So I thought I’d write a little about my current development project. It is a port to the .Net platform of the SSI classic “Curse of the Azure Bonds” (which I refer to as coab, but I guess there really should be a t in there). This project started in February of this year when I decided to work on Coab instead of Pool of Radiance (the first in the SSI AD&D series).
So I used the ever trusty IDA Pro from Hex Rays to open the game up, but like a lot of games from this period, the game was compress/encrypted. I got bored of trying to manual decode it, so I used the very helpful debug.exe to decode the game for me. After single stepping through the decompression code a few times, I wanted to dump the ram image of the game. I could not workout the syntax for the write to file command, so I dumped memory to screen. Dump to screen would only do 64K sections, so I needed to change the DI register. This ended up been done by altering the code about to be executed to alter the DI register as required. I wrote all the required commands into a text file so I could redirect this into debugger, and redirect the output to a file. This then gave me an ASCII file of the memory dump. I wrote a C++ program to parse the file and write a bin file. I then loaded this into IDA using the same offset as the original program was loaded at by debug.exe.
One of the things I’d noticed in all this was the way debug.exe loaded the game (16 bit DOS) was different to how IDA loads it. IDA loaded it verbatim and debug.exe removed one byte and altered the next.

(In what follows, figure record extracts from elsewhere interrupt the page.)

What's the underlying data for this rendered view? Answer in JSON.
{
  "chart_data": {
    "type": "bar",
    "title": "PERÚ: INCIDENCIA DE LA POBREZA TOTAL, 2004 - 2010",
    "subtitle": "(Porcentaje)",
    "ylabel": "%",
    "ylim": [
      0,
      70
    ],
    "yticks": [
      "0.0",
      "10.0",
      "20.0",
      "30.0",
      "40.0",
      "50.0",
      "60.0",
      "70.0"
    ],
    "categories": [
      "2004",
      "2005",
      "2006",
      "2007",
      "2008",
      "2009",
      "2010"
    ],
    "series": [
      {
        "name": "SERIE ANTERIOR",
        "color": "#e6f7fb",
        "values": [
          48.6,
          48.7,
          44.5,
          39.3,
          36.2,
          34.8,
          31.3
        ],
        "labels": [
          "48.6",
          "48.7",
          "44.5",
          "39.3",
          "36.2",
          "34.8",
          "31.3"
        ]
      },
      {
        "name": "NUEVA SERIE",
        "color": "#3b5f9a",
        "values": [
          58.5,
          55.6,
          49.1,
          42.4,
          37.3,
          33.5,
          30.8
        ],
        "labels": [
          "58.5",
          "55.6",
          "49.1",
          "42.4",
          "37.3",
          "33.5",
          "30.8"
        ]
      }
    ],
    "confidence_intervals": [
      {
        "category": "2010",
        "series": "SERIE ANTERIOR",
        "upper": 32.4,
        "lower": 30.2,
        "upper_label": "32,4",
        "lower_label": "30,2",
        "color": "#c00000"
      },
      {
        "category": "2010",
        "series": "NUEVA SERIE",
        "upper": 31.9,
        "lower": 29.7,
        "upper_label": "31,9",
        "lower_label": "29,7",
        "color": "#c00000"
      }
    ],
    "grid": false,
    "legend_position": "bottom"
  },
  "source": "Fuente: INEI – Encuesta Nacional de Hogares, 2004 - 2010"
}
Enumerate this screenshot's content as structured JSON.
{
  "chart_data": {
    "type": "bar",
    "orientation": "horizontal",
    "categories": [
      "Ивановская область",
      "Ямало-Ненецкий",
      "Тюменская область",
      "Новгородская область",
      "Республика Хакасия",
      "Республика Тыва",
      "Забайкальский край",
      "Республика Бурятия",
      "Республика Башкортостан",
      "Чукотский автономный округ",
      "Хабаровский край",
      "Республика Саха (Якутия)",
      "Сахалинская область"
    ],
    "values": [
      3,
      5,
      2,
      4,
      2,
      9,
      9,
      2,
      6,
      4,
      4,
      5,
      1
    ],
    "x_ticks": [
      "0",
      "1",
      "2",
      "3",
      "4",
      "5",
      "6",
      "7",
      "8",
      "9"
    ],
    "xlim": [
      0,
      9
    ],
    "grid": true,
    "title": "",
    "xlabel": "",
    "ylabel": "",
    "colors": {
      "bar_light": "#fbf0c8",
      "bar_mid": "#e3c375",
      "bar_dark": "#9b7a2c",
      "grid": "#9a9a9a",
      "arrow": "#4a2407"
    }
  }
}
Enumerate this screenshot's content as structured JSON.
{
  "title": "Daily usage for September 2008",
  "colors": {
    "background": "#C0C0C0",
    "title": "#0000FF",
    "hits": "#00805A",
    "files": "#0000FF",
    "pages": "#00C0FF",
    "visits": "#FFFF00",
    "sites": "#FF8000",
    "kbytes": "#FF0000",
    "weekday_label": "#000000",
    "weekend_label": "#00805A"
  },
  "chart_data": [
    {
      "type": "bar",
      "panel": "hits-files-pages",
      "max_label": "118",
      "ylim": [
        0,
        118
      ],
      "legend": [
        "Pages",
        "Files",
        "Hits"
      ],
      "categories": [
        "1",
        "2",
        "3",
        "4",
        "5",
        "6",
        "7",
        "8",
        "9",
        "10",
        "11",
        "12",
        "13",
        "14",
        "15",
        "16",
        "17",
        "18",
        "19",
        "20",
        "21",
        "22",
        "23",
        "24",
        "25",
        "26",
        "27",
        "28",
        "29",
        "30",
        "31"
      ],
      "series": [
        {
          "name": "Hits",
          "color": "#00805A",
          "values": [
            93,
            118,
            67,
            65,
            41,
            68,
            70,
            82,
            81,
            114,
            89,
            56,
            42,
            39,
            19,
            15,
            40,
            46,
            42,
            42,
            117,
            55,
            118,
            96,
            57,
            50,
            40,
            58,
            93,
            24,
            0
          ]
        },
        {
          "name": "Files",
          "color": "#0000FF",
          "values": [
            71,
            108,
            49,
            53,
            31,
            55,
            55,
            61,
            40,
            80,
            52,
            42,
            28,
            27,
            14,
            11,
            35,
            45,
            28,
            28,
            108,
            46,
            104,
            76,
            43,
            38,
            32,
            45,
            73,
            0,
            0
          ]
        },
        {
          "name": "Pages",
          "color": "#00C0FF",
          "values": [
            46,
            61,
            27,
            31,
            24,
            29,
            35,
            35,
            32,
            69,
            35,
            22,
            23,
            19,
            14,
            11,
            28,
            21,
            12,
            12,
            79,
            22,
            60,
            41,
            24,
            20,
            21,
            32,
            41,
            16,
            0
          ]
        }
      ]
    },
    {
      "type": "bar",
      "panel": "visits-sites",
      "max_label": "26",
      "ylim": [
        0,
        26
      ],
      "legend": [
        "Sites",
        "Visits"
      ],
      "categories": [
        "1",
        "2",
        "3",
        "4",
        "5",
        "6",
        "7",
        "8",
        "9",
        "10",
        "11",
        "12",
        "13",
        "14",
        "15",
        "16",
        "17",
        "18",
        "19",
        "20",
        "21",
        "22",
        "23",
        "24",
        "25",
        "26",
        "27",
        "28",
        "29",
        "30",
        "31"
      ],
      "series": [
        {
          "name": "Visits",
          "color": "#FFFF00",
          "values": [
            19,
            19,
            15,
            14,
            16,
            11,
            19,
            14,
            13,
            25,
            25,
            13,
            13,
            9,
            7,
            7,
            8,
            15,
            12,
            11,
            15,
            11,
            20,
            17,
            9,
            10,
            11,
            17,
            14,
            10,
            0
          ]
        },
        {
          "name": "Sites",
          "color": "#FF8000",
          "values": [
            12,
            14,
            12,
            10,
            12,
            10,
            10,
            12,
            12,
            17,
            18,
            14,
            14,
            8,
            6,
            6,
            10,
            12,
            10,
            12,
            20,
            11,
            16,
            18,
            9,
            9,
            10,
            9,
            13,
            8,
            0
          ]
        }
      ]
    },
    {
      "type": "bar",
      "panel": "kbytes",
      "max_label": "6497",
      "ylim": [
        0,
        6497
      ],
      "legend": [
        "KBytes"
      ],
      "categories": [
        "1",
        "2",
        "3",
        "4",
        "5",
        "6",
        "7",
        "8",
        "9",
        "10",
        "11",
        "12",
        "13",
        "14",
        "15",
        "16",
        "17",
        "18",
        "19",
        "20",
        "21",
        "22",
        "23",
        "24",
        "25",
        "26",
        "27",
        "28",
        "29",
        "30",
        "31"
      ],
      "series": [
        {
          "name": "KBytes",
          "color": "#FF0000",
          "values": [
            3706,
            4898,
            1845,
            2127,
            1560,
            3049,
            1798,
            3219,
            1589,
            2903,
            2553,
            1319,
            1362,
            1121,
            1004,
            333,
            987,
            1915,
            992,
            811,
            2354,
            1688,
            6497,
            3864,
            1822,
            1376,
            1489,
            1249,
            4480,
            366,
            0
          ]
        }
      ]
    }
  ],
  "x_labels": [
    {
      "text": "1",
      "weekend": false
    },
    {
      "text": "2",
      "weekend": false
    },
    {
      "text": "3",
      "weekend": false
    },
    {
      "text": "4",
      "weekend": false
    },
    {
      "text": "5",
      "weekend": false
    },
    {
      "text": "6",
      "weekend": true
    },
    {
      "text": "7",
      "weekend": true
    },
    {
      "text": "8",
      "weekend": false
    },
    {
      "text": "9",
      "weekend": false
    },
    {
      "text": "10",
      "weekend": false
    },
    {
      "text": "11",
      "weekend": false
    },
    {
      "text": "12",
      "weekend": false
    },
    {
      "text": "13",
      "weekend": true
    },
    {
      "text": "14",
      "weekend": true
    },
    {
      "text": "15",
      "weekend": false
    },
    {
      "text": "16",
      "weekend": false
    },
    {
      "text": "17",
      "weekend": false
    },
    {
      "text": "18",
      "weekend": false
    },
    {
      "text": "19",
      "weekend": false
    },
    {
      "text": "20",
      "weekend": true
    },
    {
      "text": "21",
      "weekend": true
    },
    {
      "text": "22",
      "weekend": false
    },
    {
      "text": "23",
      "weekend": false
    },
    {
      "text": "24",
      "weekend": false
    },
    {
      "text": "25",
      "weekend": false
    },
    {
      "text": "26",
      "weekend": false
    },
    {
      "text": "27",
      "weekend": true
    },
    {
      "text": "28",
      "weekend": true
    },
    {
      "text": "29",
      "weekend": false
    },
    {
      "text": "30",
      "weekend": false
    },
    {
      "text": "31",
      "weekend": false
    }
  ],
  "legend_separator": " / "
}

Anyway with the uncompressed image now in IDA, I spent a week rebuilding the segment table that the game used. I then found my IDA scripts I had written back in 2000 while working on Pool of Radiance and used them to load the overlay file, and correctly re-write the jump tables etc. The first problem I found was that the scripts that I had were not the last version I had developed when working on PoR due to back-up issues, so I spent a week rewriting the scripts. I also fine tuned how they did there work. Once I did that I started to decode the functions, but soon noticed the library functions were all unmarked due to the flirt engine not have been run. So I load the original decoded bin file again and found out how to force the flirt engine to run. I saved off the changes. Somewhere in there I either applied the changes to the work in progress, or just started again with the flirt version, ether way, I started making progress on decoding the game.
This carried on for about a month in total, when I noticed that even though I’d dump 192K of the decoded game memory, I only had ~70K of it in IDA, I then double check the dump procedure, and the ASCII to bin program. In the end the problem lay in ASCII to bin program as I’d put a limit in there for testing (~4000 lines) that was stopping parsing before the end of file was reached. So I re-parsed the ASCII file. Then I wrote a IDA script to import the missing file at the correct point, and extend the segments to deal with it. The original problem was that the data segment was half missing. With this resolved more of data look-ups in the code made sense.
Another month passed, and I now had a pretty good understanding of the game structures used by the game. The biggest problems were the verbosity of the assembly code. So around May I start writing a C# program to translate the assembly code into C#. The first thing I did was create files from the segments. There were about 50 memory segments in the game due to the overlay memory management system. Then I got function blocks parsed and correct C# replacements. I then worked on parsing the parameters, and local variables. All the rest of the assembly was written in as comments.
At this time there was\ ~110K lines of assembly to translate. I started from scratch a few times due to errors in the translator, but I ended up getting good at writing Visual Studio regex to match the asm. In reality the fact the original game was un-optimised Pascal was quite nice. Structure access and assignments are done the same each and every time. The one thing that is very annoying about it been Pascal based is the base 1 arrays. Because the global data segment would have a single address used as a byte, and as a word array, and you need to sort the two usage’s out. This is one place IDA is (or I should say was as I’m using a older version) not to great at.
It is now August and there are only 24,485 lines of assembly left in the code. There are ~2.5K errors to deal with, mainly steaming from parameter mismatch, and C#’s overly picky maths rules. But it’s a work in progress. I’m really enjoying working on it.